I'm probably too late, but just in case you're still able to check tonight:
The lower half of the river should still be relatively paddle-worthy, just not very exciting. I would stay away from anything in the upper third for sure, as it will require a lot of boat-dragging through gravel bars and over or around low rapids. For the future, your best bet for exciting water is the upper third in late April or early May when the river is fed by spring storms. I would definitely avoid putting in above Pruitt, and would recommend going even farther down stream for your starting point this late in the year. If you start at Grinders Ferry, you will miss the inevitable cluster of activity that takes place at Tyler Bend State Park, and you'll be ahead of the hordes of larger groups that start their trip there.

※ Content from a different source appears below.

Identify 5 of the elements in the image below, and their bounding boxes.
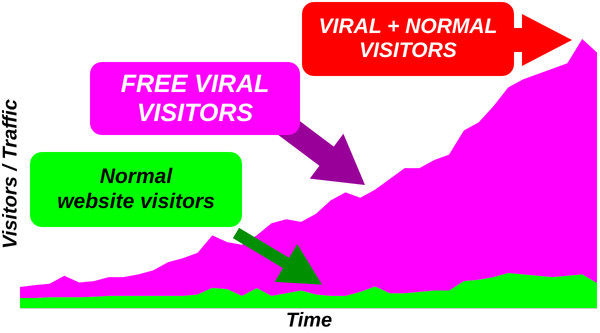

As far as a 'liesurly pace'... we've easily covered 15-18 miles in short days (sleep late, take our time packing up camp, start paddling around 10 or so, start looking for ideal campsites around 4:30 or 5:00 and stop when we find one.) If you really want to slow it down, you can probably shoot for 7-10 miles per day, stopping frequently, take a long lunch, stop early and enjoy an early evening campsite. If you travel TOO fast, you may find yourself at your destination a day ahead of the shuttle service dropping off your vehicle. That happened to us our first time, we paddled way faster than we thought we would, reached our last day's take out point the night before, had to spend the night at the noisy Maumee campground. So my advice is to end your day early if you have reached your day's mileage. Better to spend the evening relaxing in your private campsite than to hurry and push yourself for maximum mileage and wind up reaching your end point 18 hours early.